The first thing I noticed about the Zack and Miri Make a Porno DVD is that there’s no commentary from Smith, which is strange and disappointing. Strange because Smith almost always does commentary tracks, and disappointing because they’re almost always awesome and fun and insightful. Oh well.


Disc one of the two-disc edition includes a whopping 43 (!) deleted scenes, some of which are funny and some of which are not. The making-of documentary on disc two, ‘Popcorn Porn: The Making of Zack and Miri, is pretty in-depth, and covers the production from being an idea in Smith’s head through to its debut at the Toronto International Film Festival last year. As much as I don’t much care for his movies anymore, Smith’s still an interesting guy to listen to talk about making movies. He’s a really smart, funny, dude who could make a story about walking down to the corner store to buy milk engaging.

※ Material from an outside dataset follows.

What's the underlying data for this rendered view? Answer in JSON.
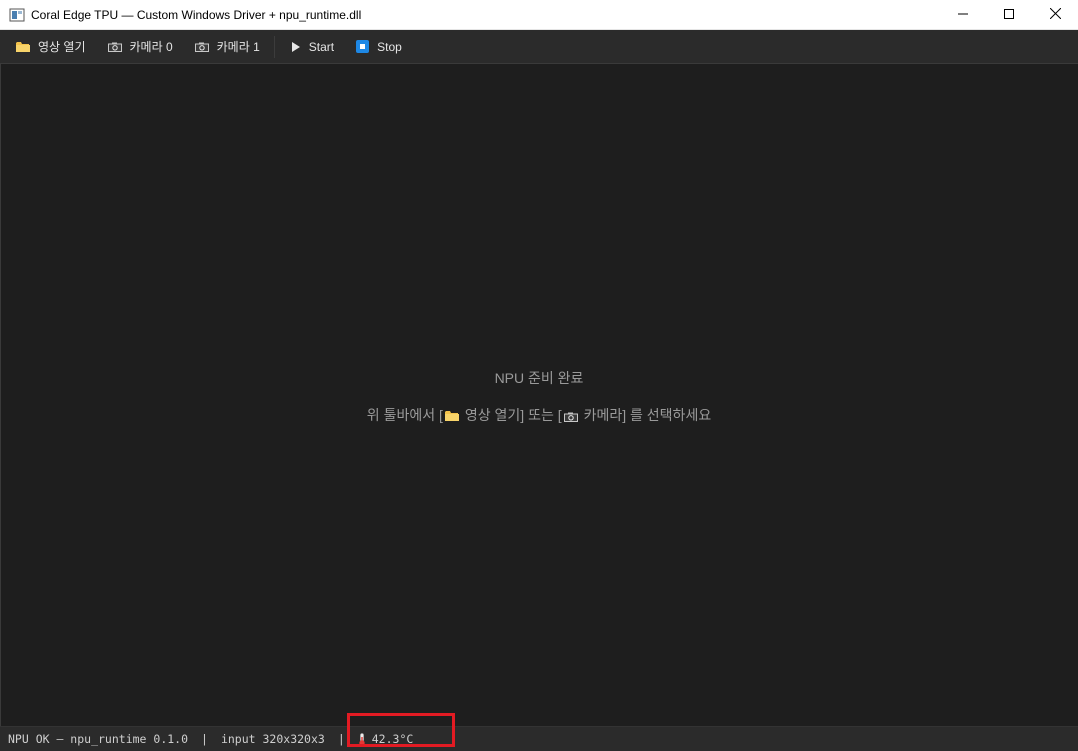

Also included is a Comic-Con 2008 panel that covers a lot of the same material as the documentary, but one thing it provides that the doc doesn’t is a glimpse into Smith’s cult of personality. The first couple of people who ask questions are dressed like characters from his movies; I want to believe this is because it’s Comic-Con, where it’s okay to wear ridiculous costumes, but I’ve seen enough sad geeks who’ve clearly used Jay and Silent Bob as their sartorial template in their everyday lives that it’s entirely possible these dorks just dress like that all the time, and they ask questions to the cast like “what’s it like working with Kevin Smith?” There’s also a collection of webisodes created to promote the film online, but it’s sort of redundant watching Smith and his cast tease you with glimpses of a movie you’ve already seen.

The funniest stuff is in the collection of outtakes and bloopers on disc two as well as a short featurette on the improv-heavy scene between Seth Rogen and Justin Long called ‘Seth vs. Justin: Battle for Improvisational Supremacy.’ Kevin Smith is known for packing his DVDs with extras, and Zack and Miri is no different.